The venerable Sewanee Review remains one of my primary reading experiences, although I often feel when immersed in its pages as if I've gone back in time to the heyday of the Agrarians. While some of its essays, fiction and poetry strike are fusty, the journal is one of the most comprehensive in the range of books reviewed. Edited during its history by some of the standouts of Southern literature, such as Allen Tate, the Sewanee Review has played a major role in enhancing the region's culture. George Core has held the editor's chair for some time, steering a steady course through the shifting currents of publishing.
The winter 2010 issue is one of the most enjoyable the journal has published in some time.

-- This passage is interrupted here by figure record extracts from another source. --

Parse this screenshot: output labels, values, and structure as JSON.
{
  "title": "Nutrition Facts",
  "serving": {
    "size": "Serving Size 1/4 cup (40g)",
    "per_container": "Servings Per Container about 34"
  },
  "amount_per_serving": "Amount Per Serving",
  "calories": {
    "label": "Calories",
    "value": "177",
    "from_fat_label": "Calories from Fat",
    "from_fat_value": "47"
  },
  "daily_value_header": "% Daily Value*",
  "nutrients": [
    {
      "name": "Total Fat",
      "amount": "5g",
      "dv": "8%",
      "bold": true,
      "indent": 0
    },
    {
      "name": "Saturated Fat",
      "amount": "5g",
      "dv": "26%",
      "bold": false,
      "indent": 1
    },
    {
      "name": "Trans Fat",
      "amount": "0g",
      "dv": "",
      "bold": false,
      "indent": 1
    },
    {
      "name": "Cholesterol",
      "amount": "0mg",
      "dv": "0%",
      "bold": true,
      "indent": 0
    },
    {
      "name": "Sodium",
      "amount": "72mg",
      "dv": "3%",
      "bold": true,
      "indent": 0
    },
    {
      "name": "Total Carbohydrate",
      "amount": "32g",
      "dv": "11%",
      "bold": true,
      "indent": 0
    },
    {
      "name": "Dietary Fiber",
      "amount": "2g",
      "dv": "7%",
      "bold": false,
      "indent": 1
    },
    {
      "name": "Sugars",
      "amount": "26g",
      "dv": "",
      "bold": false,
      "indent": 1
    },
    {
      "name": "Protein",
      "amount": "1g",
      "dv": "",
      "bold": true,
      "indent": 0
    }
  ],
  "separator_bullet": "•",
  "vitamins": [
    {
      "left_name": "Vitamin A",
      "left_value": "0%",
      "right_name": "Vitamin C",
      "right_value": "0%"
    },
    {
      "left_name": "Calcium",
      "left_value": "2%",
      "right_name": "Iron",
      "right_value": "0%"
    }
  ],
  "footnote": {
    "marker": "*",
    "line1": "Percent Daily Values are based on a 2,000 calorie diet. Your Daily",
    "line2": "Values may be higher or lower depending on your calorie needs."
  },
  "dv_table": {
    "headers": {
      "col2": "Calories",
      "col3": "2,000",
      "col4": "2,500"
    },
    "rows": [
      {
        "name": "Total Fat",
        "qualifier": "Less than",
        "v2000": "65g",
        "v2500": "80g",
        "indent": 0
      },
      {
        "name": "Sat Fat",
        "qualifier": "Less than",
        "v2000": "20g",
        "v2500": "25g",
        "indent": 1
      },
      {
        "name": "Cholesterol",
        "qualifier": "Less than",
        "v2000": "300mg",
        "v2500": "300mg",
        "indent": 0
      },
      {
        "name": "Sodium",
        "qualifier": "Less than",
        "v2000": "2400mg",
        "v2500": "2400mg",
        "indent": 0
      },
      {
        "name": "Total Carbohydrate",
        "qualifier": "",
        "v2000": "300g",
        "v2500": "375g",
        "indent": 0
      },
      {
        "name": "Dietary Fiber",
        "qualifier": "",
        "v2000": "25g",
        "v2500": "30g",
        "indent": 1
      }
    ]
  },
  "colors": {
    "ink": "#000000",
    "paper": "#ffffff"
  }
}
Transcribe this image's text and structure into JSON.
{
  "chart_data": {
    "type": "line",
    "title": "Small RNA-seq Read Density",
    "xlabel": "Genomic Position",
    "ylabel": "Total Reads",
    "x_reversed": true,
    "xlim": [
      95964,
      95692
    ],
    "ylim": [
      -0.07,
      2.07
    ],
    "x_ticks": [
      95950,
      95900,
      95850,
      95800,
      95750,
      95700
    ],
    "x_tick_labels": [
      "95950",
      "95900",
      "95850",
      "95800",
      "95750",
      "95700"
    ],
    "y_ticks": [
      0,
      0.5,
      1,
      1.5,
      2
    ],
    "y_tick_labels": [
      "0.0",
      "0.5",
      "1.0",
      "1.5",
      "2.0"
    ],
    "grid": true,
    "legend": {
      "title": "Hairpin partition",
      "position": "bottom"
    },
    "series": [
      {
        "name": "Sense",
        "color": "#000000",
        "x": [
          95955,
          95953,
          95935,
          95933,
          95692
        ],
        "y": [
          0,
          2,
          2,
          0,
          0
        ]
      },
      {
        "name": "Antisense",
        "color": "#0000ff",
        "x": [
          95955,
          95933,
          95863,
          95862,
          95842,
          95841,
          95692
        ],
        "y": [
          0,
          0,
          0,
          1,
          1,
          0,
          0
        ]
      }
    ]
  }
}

Kent Nelson's engaging story "Going Dark," which surprised me with frequent use of the "F-word" and frank sexual content (the Sewanee Review has progressed past the Victorian Age), and David Mason's review of William Logan's "Savage Art" and the Letters of Robert Lowell and Elizabeth Bishop are highlights. I also enjoyed Lowell Edmunds' poem "239 Marlborough Street" in which he recalls visiting Lowell and his wife Elizabeth Hardwick at that famous Boston address. I found readable, although the antique attitudes grew tiresome, Robert Benson's hunting memoir, "The Old Lift of the Heart."
The Sewanee Review stands alone in its refusal to run illustrations. To its credit, it's devoted to words. There's no artwork on the distinctive blue cover, which is decorated only with heavy black type referring to the poems, stories, essays and reviews inside. The only thing different from when the Sewanee Review began publishing in the 19th century is the taped-on barcode, not too difficult to remove.